Amazon RDS Read Replicas provide enhanced performance and durability for RDS
database (DB) instances. They make it easy to elastically scale out beyond the capacity
constraints of a single DB instance for read-heavy database workloads. For the MySQL,
MariaDB, PostgreSQL, Oracle, and SQL Server database engines, Amazon RDS creates a
second DB instance using a snapshot of the source DB instance. It then uses the
engines' native asynchronous replication to update the read replica whenever there is
a change to the source DB instance.
Amazon RDS replicates all databases in the source DB instance. Read replicas can be
within an Availability Zone, Cross-AZ, or Cross-Region.

use cases for Amazon RDS:

E-commerce Websites: Amazon RDS is a popular choice for e-commerce websites that
need to manage large amounts of data and handle high levels of traffic.
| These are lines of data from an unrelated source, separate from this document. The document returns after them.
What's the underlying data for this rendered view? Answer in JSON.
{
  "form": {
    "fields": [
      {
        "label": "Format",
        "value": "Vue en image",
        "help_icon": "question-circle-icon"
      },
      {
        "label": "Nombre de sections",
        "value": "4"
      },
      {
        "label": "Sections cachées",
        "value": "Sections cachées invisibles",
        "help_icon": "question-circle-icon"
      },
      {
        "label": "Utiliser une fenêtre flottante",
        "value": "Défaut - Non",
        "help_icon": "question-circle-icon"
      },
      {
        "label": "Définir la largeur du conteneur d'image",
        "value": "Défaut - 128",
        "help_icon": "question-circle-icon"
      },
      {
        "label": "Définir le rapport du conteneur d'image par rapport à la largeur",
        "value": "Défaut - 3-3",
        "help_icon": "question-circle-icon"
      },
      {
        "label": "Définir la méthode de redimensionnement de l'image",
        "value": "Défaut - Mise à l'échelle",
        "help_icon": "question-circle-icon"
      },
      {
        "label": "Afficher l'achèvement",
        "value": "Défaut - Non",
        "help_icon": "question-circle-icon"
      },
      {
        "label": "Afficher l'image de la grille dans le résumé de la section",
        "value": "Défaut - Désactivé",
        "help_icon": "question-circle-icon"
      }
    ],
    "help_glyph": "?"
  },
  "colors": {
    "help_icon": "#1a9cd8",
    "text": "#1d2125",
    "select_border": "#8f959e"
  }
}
By using
Amazon RDS, these websites can scale their database instances up or down depending
on their needs, and take advantage of automatic backups and high availability features
to ensure that their data is always available and secure.
SaaS Applications: Software-as-a-Service (SaaS) applications often require a scalable
and reliable database infrastructure to handle multiple tenants and their data. Amazon
RDS provides a fully managed database service that allows SaaS providers to focus on
their core business, without worrying about the underlying infrastructure.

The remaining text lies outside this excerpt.